Après l’exclusion de Idrissa Seck du Pds, les réactions de ses militants, ceux de l’ex-Rewmi, n’ont pas tardé. Cheikhou Cissé, membre de la première heure de la section Rewmi à Kédougou dénonce dans cet entretien le fait que le Pds n’a pas rendu à son leader la monnaie de sa pièce. Mais à quelque chose malheur est bon, il voit à travers cette exclusion un moyen pour Idrissa Seck de mieux s’affirmer face aux Sénégalais.
Comment appréciez-vous l’exclusion de votre leader des rangs du Pds ?
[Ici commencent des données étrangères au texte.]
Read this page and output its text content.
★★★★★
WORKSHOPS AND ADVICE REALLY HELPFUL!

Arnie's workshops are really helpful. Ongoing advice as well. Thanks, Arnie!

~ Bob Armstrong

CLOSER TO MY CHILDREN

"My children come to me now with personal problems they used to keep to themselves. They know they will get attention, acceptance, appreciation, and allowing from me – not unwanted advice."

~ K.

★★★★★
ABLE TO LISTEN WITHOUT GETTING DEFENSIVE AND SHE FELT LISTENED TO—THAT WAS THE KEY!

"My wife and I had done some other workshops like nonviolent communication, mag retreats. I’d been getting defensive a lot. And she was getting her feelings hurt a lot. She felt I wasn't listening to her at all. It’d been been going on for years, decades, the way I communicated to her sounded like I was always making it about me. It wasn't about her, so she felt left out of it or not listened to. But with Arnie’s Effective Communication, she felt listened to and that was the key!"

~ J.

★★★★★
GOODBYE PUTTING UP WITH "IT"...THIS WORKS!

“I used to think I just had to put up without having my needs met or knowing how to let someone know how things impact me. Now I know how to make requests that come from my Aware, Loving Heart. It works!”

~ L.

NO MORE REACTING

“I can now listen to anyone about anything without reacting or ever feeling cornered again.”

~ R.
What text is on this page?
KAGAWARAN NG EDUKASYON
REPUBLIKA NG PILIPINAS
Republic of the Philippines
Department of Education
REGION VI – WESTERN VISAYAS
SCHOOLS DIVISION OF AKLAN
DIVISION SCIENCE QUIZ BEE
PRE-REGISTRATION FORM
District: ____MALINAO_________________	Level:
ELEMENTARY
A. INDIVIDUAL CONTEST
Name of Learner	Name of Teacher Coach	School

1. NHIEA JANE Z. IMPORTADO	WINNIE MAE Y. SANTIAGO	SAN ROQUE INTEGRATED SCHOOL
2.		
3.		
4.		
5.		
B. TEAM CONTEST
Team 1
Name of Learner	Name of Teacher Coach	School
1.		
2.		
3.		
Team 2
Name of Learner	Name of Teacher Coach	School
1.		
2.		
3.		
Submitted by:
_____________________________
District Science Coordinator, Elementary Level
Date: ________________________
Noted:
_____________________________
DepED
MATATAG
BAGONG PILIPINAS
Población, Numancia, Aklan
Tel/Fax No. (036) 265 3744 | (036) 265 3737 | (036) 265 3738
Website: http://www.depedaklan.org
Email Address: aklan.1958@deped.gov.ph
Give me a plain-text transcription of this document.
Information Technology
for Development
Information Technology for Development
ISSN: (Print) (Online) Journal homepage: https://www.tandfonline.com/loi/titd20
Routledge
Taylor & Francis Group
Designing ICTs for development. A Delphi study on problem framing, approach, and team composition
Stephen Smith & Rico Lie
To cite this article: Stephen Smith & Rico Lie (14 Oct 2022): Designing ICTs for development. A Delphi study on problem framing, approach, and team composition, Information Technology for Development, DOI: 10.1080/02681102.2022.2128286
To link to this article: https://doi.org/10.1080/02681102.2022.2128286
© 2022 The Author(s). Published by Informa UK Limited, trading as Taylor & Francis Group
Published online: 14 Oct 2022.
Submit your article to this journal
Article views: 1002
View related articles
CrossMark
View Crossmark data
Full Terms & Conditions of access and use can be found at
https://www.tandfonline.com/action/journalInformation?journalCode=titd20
C’est un sentiment de mécontentement et de frustration. Nous savons tous le parcours du président Idrissa Seck dans ce parti. Lui aimait à répéter que si le Parti démocratique sénégalais (Pds) était une entreprise, il en était l’actionnaire majoritaire. Cela veut dire tout simplement qu’il a fait tout son parcours politique dans le Pds. D’ailleurs, le Président Wade aime aussi à rappeler que depuis son adolescence, il a tout donné au Pds. Cependant, ce que le Président retient, c’est seulement la partie où il a aidé Idrissa Seck à se faire du point de vue intellectuel. Mais peut-être qu’il a oublié l’autre partie, c’est-à-dire le sacrifice, le don de soi et le travail consentis par Idy dans et pour le parti, jusqu’à son élection à la Magistrature suprême en 2000. Et être exclu par des gens qui sont pour la plupart des militants de la dernière heure.
Ce sont ces derniers qui se sont réunis autour d’un Conseil national qui n’a pas une certaine légalité, une certaine base juridique pour décider de son exclusion. C’est un sentiment de peine que nous éprouvons à l’endroit du «frère» Idrissa Seck. Mais aussi un sentiment de soulagement, parce que les gens voulaient véritablement qu’il quitte le parti pour voler des ses propres ailes. Il en a les capacités et le charisme.
Après tant d’efforts consentis pour ce parti, il se voit aujourd’hui exclu. N’est-ce pas un échec de sa part ?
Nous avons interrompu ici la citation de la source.